I think I might have just searched wrong, but I didn't find any answer. If there's a duplicate, please just let me know, and I can take this down.
Problem Background
I'm using ack (link), which has Perl 5 under the hood, to get n-grams - especially higher-order n-grams. I can get up to 9-grams using the syntax I know (basically up to $9), but I haven't been able to get the 10-grams. Using $10 just gives me $1 with a 0 after it. Things like $(10) and ${10} did not solve the problem. I'm NOT interested in a solution using a language-modelling toolkit, I want to use ack.
One dataset I'm using is the complete works of Mark Twain
( wget http://www.gutenberg.org/cache/epub/3200/pg3200.txt && mv pg3200.txt TWAIN_Mark_complete_orig.txt ).

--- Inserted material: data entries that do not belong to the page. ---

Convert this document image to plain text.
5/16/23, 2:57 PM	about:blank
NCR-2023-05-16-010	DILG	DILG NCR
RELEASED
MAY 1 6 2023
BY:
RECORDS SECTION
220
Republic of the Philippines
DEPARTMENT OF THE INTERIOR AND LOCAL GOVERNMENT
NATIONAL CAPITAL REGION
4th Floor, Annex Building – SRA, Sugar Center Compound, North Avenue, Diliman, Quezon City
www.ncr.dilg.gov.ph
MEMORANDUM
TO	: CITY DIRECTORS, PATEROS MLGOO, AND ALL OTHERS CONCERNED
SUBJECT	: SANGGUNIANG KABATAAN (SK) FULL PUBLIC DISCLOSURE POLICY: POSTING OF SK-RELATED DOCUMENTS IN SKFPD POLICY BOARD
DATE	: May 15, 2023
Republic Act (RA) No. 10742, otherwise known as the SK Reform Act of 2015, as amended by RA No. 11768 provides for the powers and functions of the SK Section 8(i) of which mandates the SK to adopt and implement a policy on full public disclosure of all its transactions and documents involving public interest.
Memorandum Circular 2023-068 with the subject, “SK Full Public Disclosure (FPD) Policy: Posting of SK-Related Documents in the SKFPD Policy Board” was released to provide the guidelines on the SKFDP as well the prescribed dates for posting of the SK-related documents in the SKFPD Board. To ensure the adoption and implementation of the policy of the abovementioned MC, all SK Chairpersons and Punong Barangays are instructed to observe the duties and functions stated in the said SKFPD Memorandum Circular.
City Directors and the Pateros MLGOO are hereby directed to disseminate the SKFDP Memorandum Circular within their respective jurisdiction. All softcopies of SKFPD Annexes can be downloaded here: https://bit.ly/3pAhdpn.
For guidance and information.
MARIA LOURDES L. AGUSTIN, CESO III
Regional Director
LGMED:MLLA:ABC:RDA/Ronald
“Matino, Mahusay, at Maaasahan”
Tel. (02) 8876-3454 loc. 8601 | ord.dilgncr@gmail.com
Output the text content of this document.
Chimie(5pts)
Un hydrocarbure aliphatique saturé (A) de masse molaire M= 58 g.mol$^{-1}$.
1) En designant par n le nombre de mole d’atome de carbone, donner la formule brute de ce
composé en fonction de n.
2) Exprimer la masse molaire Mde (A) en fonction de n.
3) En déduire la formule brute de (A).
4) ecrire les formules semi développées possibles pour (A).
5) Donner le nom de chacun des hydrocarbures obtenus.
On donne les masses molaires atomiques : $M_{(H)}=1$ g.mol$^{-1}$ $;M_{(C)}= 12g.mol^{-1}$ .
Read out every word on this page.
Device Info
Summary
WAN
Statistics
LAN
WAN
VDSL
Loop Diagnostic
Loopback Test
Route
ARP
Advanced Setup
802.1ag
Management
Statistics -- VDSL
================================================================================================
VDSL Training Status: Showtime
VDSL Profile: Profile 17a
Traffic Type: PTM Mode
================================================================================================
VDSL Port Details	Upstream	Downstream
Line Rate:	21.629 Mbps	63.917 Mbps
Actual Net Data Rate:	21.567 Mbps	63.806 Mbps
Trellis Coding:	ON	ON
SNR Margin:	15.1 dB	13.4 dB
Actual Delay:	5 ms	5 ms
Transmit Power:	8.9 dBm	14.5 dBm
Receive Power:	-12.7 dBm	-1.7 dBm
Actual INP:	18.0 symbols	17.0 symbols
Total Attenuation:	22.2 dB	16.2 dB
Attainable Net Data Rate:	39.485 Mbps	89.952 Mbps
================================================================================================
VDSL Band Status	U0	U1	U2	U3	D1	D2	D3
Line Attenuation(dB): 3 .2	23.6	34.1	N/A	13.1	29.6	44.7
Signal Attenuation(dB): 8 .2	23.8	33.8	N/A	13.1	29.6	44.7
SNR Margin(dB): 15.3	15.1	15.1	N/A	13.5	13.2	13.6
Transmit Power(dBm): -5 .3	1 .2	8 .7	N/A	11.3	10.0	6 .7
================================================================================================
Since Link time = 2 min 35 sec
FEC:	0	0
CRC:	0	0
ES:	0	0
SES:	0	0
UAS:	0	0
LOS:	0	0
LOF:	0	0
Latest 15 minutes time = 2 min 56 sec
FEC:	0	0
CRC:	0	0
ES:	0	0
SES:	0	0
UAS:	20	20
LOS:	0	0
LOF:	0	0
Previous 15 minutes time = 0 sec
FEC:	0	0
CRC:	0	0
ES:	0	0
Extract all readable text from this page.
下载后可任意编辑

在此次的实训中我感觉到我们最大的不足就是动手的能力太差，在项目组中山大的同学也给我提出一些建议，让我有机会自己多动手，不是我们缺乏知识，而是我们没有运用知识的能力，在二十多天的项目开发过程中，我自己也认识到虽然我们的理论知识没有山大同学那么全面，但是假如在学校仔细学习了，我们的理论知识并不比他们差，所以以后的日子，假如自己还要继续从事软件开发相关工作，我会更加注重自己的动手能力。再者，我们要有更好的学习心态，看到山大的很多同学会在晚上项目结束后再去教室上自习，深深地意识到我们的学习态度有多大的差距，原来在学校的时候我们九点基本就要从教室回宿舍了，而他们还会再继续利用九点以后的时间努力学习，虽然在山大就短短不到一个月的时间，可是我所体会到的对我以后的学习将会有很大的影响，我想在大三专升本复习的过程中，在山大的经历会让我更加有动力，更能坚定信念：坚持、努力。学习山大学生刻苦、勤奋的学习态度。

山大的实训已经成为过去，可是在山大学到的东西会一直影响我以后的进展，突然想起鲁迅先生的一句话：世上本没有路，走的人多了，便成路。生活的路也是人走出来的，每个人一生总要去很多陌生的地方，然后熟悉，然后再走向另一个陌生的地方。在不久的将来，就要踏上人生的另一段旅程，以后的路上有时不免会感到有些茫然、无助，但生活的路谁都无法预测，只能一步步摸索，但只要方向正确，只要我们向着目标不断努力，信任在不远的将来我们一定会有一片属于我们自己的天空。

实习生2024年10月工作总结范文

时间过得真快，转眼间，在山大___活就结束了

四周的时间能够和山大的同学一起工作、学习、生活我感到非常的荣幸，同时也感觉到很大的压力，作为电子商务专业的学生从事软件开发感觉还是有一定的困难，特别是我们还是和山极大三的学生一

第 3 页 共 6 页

I've parsed things clean (see the Parsing Note at the end of the post) and saved the parsed result as TWAIN_Mark_complete_parsed.txt.
I've been fine getting from 2-grams, with the code and partial results for that being
time cat TWAIN_Mark_complete_parsed.txt | \
ack '(\S+) +(?=(\S+) +)' \
--output '$1 $2' | \
sort | uniq -c | \
sort -rn > Twain_2grams.txt
## `time` info not shown
$ head -n 2 Twain_2grams.txt
18176 of the
13288 in the
all the way up to 9-grams, with
time cat TWAIN_Mark_complete_parsed.txt | \
ack '(\S+) (?=(\S+) +(\S+) +(\S+) +(\S+) +(\S+) +(\S+) +(\S+) +(\S+))' \
--output '$1 $2 $3 $4 $5 $6 $7 $8 $9' | \
sort | uniq -c | sort -rn > Twain_9grams.txt
## time info not shown
$ head -n 2 Twain_9grams.txt
17 to mrs jane clemens and mrs moffett in st
17 mrs jane clemens and mrs moffett in st louis
(N.B. I meta-program the ack commands, rather than just typing every single one.)
The Problem / What I've Tried
My first try with 10-grams, as well as the result, was
time cat TWAIN_Mark_complete_parsed.txt | \
ack '(\S+) (?=(\S+) +(\S+) +(\S+) +(\S+) +(\S+) +(\S+) +(\S+) +(\S+) +(\S+))' \
--output '$1 $2 $3 $4 $5 $6 $7 $8 $9 $10' | \
sort | uniq -c | sort -rn > Twain_10grams.txt
$ head -n 2 Twain_10grams.txt
17 to mrs jane clemens and mrs moffett in st to0
17 mrs jane clemens and mrs moffett in st louis mrs0
To better see what's happening,
cf. this SO answer (and this comment) for details of how to get that colored diff with word-by-word difference highlighting. Basically apt or yum for colordiff, then pip for diff-highlight.
Using $(10) instead of $10 gives the first two lines of output as
17 to mrs jane clemens and mrs moffett in st $(10)
17 mrs jane clemens and mrs moffett in st louis $(10)
(two minutes later).
Using ${10} instead of $10 gives the first two lines of output as
17 to mrs jane clemens and mrs moffett in st ${10}
17 mrs jane clemens and mrs moffett in st louis ${10}
That's as far as my thoughts have gone.
Expected/Desired Output
Note that there is a statistical (very non-zero and finite) possibility of the real output being different from the one shown here. The top two results for 9-grams were not distinct sequences of words. Other possible parts of a more-common 10-gram might be found by looking at the top 10 most frequent 9-grams - using head instead of head -n 2. Even so, I'm fairly certain that not even this would guarantee that we have the two most frequent 10-grams. I hope, however, that I'm making it clear enough what I'm wanting to accomplish.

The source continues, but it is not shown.